La combinaison d’enregistrements paléoclimatiques, à différentes latitudes et en régions continentales et marines, a montré que, lors du démarrage ou de la fin des glaciations, de nombreuses rétroactions du système climatique amplifient l’effet initial des paramètres orbitaux de la Terre pour provoquer des changements climatiques majeurs en quelques milliers d’années. Ainsi, une diminution de l’ensoleillement d’été, suivie d’un refroidissement estival polaire, entraîne-t-elle une extension des zones couvertes de neige et de banquise, ce qui amplifie ce refroidissement. Ce phénomène s’accompagne d’un assèchement sur les continents et d’une baisse de la production de méthane dans les zones humides, d’où une diminution de l’effet de serre. Les changements de température et de circulation océanique permettent alors de stocker davantage de dioxyde de carbone dans les eaux profondes océaniques et entraînent une diminution de la teneur en gaz à effet de serre dans l’atmosphère, ce qui amplifie encore le refroidissement.

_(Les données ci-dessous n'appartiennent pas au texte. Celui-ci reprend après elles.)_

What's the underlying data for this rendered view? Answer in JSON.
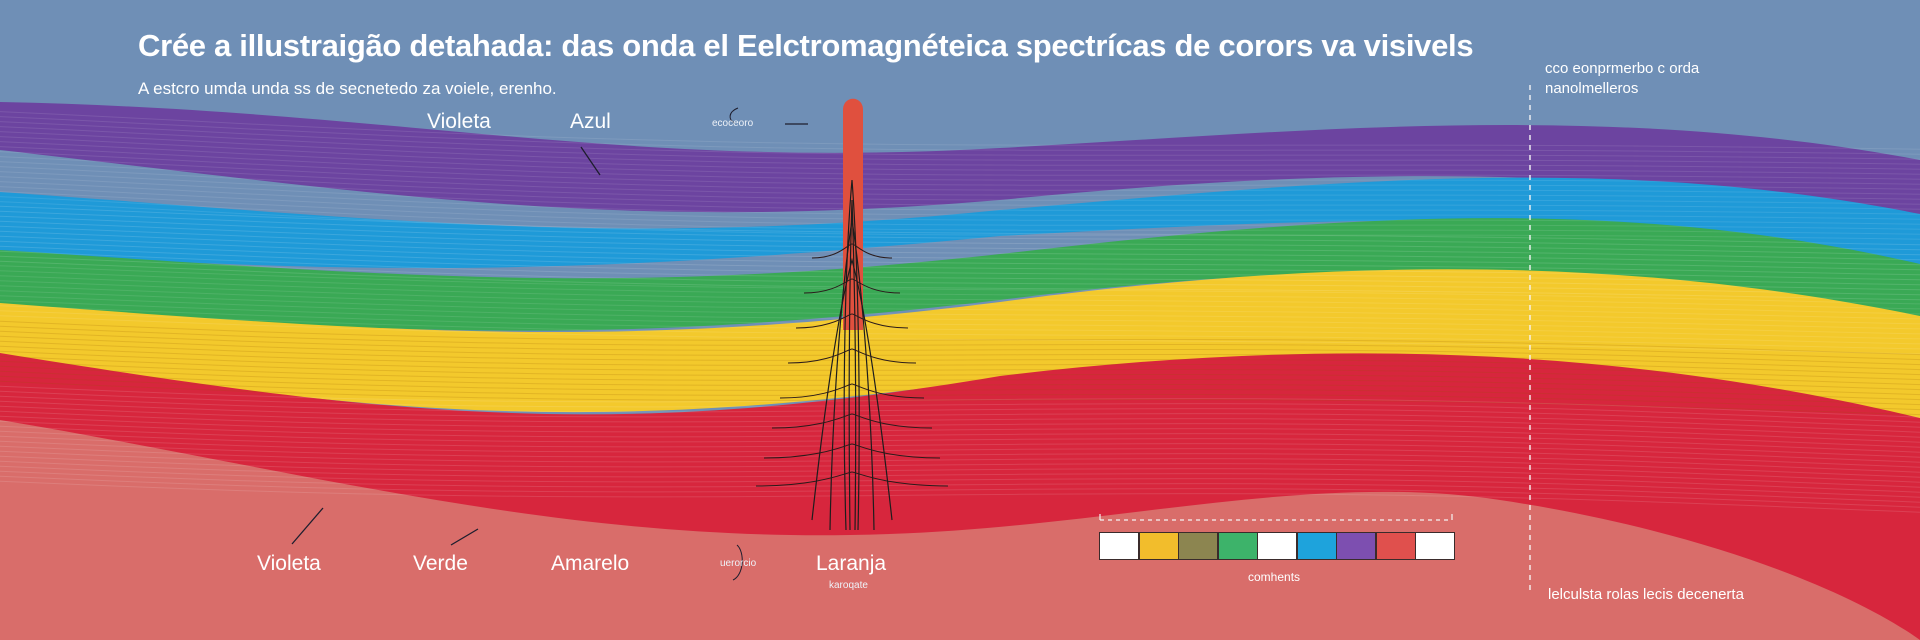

La modélisation des climats passés est essentielle pour tester la capacité des modèles à représenter les grands changements climatiques et les rétroactions associées. Elle permet également de mieux comprendre les mécanismes de ces changements passés. En réponse à la présence de calottes de glace et de teneurs plus basses en gaz à effet de serre, déduites des observations, les modèles de climat parviennent à représenter correctement l’amplitude des variations de température glaciaires-interglaciaires (de l’ordre de 5 °C en moyenne globale) et la structure de ces changements, plus prononcés dans les régions polaires que près de l’équateur. Des comparaisons plus fines avec de grandes bases de données du climat glaciaire sont en cours3.

Des projets ont également été lancés pour mieux comprendre les différences entre les périodes interglaciaires (chaudes) passées. Il y a environ 130 000 à 115 000 ans, la dernière période interglaciaire s’est caractérisée par un ensoleillement d’été très fort dans l’hémisphère nord et par des températures plus élevées dans l’Arctique et en Antarctique que pendant la période pré-industrielle (avant 1860), avec localement des amplitudes de 2 °C à 5 °C. Cette période a également été marquée par un niveau moyen des mers plus élevé de plusieurs mètres par rapport au niveau actuel, ce qui témoigne qu’un réchauffement de quelques degrés autour des calottes du Groenland et de l’Antarctique peut entraîner une déglaciation significative en quelques millénaires. Le projet européen PAST4FUTURE va confronter simulations climatiques et reconstructions de la variabilité du climat pendant ces périodes interglaciaires.

L’étude des successions glaciaires-interglaciaires passées permet de caractériser l’ampleur, la vitesse et les mécanismes des changements climatiques passés. Elle repose à la fois sur l’obtention de données quantitatives, datées, et sur leur confrontation aux résultats théoriques, issus de la modélisation du climat. Ces résultats permettent également de placer les changements actuels dans la perspective des changements passés et de tester le réalisme des modèles de climat, seuls outils disponibles pour explorer les risques futurs.